There are also a number of other ingredients that should be avoided in protein supplements:
- Skim milk powder. Usually added to plant-based protein supplements (as well as other animal-based protein powders) as a cheap filler, skim milk powder is very high in lactose sugars. These sugars can cause constipation and bloating. One way to avoid dairy-based ingredients in a plant-based protein supplement is to look for products that are labeled vegan.
- Casein. This is a whey protein concentrate commonly found in animal-based protein powders but trace amounts may also be found in plant-based protein powders. These protein sources are not well-absorbed by the body and can cause bloating and gut distress in some users.
- Gluten. Even if one does not have a gluten intolerance health issue such as Celiac disease, it isn’t exactly a great ingredient to have in a protein supplement. Too much gluten can cause inflammation and fatigue. If one plans on using a plant-based protein powder to bulk up or build muscle, a product with a lot of gluten could cause some issues. If a grain-based protein must be used, take care to check that additional grain products have not been added as filler.
- Maltodextrin and other dextrins. These can raise one’s glycemic load, meaning that fat storage can occur more quickly. They are common ingredients that are added to protein powders as filler ingredients to make the protein compounds mix easier into a shake or drink.

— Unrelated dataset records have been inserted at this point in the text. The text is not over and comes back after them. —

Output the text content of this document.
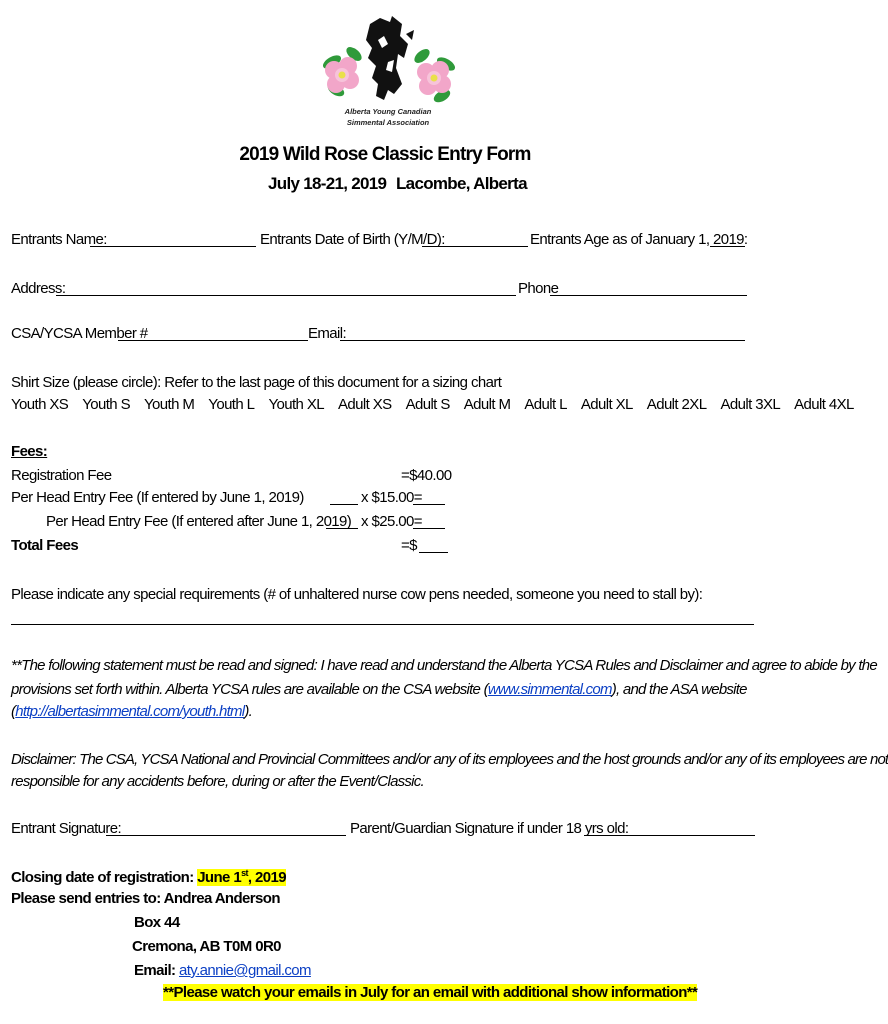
Alberta Young Canadian
Simmental Association
2019 Wild Rose Classic Entry Form
July 18-21, 2019 Lacombe, Alberta
Entrants Name:	Entrants Date of Birth (Y/M/D):	Entrants Age as of January 1, 2019:
Address:	Phone
CSA/YCSA Member #	Email:
Shirt Size (please circle): Refer to the last page of this document for a sizing chart
Youth XS Youth S Youth M Youth L Youth XL Adult XS Adult S Adult M Adult L Adult XL Adult 2XL Adult 3XL Adult 4XL
Fees:
Registration Fee	=$40.00
Per Head Entry Fee (If entered by June 1, 2019)	x $15.00=
Per Head Entry Fee (If entered after June 1, 2019) x $25.00=
Total Fees	=$
Please indicate any special requirements (# of unhaltered nurse cow pens needed, someone you need to stall by):
**The following statement must be read and signed: I have read and understand the Alberta YCSA Rules and Disclaimer and agree to abide by the
provisions set forth within. Alberta YCSA rules are available on the CSA website (www.simmental.com), and the ASA website
(http://albertasimmental.com/youth.html).
Disclaimer: The CSA, YCSA National and Provincial Committees and/or any of its employees and the host grounds and/or any of its employees are not
responsible for any accidents before, during or after the Event/Classic.
Entrant Signature:	Parent/Guardian Signature if under 18 yrs old:
Closing date of registration: June 1st, 2019
Please send entries to: Andrea Anderson
Box 44
Cremona, AB T0M 0R0
Email: aty.annie@gmail.com
**Please watch your emails in July for an email with additional show information**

- Artificial sweeteners. Splenda, aspartame, sucralose, and saccharin may seem like great additives in place of sugar; however, ingesting too much of these fake sweeteners can cause bloating and weight gain.

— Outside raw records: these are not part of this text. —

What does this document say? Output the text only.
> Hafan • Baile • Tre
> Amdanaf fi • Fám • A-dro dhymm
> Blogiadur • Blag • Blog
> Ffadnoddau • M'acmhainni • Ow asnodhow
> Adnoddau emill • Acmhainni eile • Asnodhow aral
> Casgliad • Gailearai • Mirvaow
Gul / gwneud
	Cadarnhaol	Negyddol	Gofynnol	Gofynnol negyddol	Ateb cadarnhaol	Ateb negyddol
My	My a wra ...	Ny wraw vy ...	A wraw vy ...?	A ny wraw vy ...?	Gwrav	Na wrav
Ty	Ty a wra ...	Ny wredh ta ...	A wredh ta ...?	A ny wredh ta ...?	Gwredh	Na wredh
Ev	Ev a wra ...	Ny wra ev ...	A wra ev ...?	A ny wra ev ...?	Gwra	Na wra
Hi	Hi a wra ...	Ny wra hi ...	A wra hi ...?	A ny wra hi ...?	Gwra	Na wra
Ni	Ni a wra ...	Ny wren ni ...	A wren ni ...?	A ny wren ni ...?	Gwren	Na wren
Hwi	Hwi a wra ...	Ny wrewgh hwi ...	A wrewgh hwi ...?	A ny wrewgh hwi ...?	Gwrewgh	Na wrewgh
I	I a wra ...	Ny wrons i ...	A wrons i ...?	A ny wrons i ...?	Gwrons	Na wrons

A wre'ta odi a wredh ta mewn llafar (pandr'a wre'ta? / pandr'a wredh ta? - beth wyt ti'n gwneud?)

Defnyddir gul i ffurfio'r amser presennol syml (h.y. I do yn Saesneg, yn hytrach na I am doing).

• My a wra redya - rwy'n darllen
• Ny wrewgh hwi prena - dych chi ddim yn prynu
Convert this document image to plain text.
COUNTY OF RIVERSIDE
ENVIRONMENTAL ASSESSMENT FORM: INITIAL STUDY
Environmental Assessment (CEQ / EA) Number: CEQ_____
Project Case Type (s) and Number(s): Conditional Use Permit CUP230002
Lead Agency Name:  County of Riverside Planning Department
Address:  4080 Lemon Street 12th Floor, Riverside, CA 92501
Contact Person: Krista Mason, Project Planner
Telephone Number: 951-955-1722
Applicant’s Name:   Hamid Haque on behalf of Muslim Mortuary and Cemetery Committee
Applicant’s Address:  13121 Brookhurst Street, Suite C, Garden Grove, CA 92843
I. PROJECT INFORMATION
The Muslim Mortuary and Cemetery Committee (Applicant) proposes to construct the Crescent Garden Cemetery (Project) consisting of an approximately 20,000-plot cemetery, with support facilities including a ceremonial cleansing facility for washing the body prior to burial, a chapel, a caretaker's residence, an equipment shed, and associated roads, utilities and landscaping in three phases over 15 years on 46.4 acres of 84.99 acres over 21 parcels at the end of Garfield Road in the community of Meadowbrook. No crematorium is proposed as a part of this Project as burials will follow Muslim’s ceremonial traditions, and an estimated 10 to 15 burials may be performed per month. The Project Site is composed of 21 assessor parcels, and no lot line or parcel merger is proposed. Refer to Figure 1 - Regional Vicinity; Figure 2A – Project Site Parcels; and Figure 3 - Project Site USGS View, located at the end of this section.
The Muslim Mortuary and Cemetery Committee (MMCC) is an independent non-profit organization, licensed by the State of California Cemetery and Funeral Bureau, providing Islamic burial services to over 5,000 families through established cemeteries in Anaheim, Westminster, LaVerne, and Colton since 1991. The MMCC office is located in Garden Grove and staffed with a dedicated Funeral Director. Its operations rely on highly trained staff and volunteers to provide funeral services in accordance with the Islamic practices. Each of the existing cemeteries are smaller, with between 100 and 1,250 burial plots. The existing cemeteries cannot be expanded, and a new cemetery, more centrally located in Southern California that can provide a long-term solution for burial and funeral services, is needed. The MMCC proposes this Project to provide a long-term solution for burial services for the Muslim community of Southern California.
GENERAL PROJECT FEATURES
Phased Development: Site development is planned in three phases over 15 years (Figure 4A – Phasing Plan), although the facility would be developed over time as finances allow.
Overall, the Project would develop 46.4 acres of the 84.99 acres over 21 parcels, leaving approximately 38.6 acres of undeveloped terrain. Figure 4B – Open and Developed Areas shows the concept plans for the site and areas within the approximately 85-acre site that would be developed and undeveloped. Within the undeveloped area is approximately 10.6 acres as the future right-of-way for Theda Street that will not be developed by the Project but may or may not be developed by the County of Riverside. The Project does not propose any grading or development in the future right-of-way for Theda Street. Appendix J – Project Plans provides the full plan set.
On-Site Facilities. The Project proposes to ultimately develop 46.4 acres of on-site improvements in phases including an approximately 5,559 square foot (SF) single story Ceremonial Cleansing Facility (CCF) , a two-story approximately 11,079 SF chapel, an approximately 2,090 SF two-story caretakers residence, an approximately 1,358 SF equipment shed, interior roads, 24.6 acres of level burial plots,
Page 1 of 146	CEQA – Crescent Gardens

Helping Your Clients Choose Their Ideal Plant-Based Protein Supplement
There is clearly a wide variety of plant-based protein supplements out there. So, how can one help a client find the right protein powder for them?
First, it’s important to look at the full ingredients list of any product that may be considered. Look out for relevant ingredients that a client could be allergic to.
It’s also important to look at the additional nutritional needs of the client. It has already been established that the client is interested in a plant-based diet or, at the very least, a plant-based protein supplement to take daily. In addition to needing more protein, one may be deficient in iron. In this case, a pea protein supplement could be a great choice. If a client is lacking in fiber, a nut-based protein supplement may be another great solution to try. Additionally, if you suspect heavy metal toxicity or intolerance, consider asking the manufacturer for its heavy metal testing reports.